- Bitcoin reached a new all-time high of $69,170 on Tuesday before plunging 12% to $60,000, though such volatility is expected during bull markets.
- According to experts, the steep drop is normal and healthy as Bitcoin consolidates before attempting to break out to new highs again, a pattern seen previously.
- Despite short-term turbulence, analysts remain bullish on Bitcoin’s long-term trajectory given growing adoption and see dips as buying opportunities.
Bitcoin reached a new all-time high of $69,170 on Tuesday morning, sparking euphoria in the crypto community. However, the price then went into freefall, plummeting 12% to just above $60,000 in five hours. While concerning, such volatility is expected after reaching historic highs.
Major Corrections Common in Bitcoin Bull Markets
According to experts, the steep drop is normal and healthy for an asset in the midst of a bull market. Looking at Bitcoin’s climb to its previous all-time high of $20,000 in 2017, there were 13 corrections of 12% or more, 8 of which were over 15%. From March 2020 to April 2021, there were also 13 corrections of 10% or more during Bitcoin’s rise.

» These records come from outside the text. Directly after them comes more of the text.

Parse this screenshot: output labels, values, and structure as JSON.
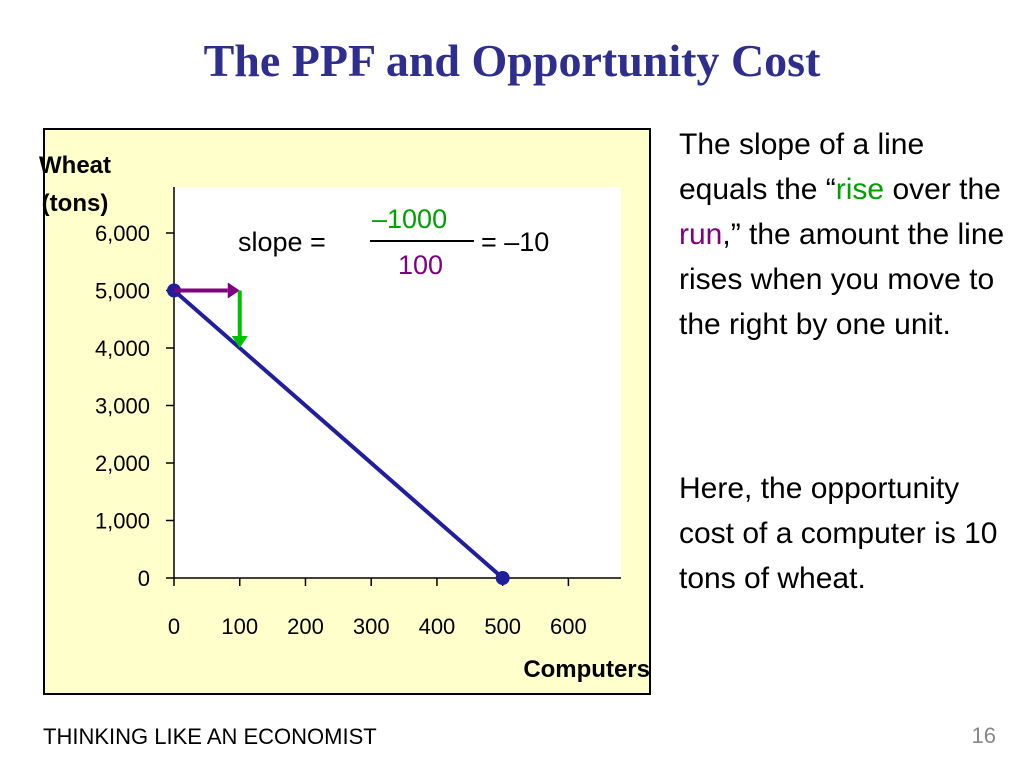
{
  "slide": {
    "title": "The PPF and Opportunity Cost",
    "footer": "THINKING LIKE AN ECONOMIST",
    "page_number": "16"
  },
  "chart_data": {
    "type": "line",
    "ylabel_line1": "Wheat",
    "ylabel_line2": "(tons)",
    "xlabel": "Computers",
    "x_ticks": [
      0,
      100,
      200,
      300,
      400,
      500,
      600
    ],
    "x_tick_labels": [
      "0",
      "100",
      "200",
      "300",
      "400",
      "500",
      "600"
    ],
    "y_ticks": [
      0,
      1000,
      2000,
      3000,
      4000,
      5000,
      6000
    ],
    "y_tick_labels": [
      "0",
      "1,000",
      "2,000",
      "3,000",
      "4,000",
      "5,000",
      "6,000"
    ],
    "xlim": [
      0,
      680
    ],
    "ylim": [
      0,
      6800
    ],
    "grid": false,
    "series": [
      {
        "points": [
          [
            0,
            5000
          ],
          [
            500,
            0
          ]
        ],
        "color": "#1f1f9e"
      }
    ],
    "run_arrow": {
      "from": [
        0,
        5000
      ],
      "to": [
        100,
        5000
      ],
      "color": "#800080"
    },
    "rise_arrow": {
      "from": [
        100,
        5000
      ],
      "to": [
        100,
        4000
      ],
      "color": "#00c000"
    },
    "slope_label": "slope = ",
    "slope_numerator": "–1000",
    "slope_denominator": "100",
    "slope_result": "= –10"
  },
  "sidebar": {
    "para1_part1": "The slope of a line equals the “",
    "rise_word": "rise",
    "para1_part2": " over the ",
    "run_word": "run",
    "para1_part3": ",” the amount the line rises when you move to the right by one unit.",
    "para2": "Here, the opportunity cost of a computer is 10 tons of wheat."
  }
}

Bitcoin Likely to Consolidate Before Next Major Leg Up
Analysts say Bitcoin will likely consolidate and trade sideways for some time before definitively breaking through to new highs again. This consolidation period allows the market to cool off and build a base for further gains. The pattern of retesting prior highs before breaking out was also seen in late 2020.
Long-Term Bull Case for Bitcoin Remains Strong
Despite the turbulence, experts remain optimistic about Bitcoin’s long-term trajectory. The approval of Bitcoin ETFs and growing institutional adoption provide fundamental support. While volatility will persist, analysts view any major dips at these levels as buying opportunities for investors with a long-term perspective.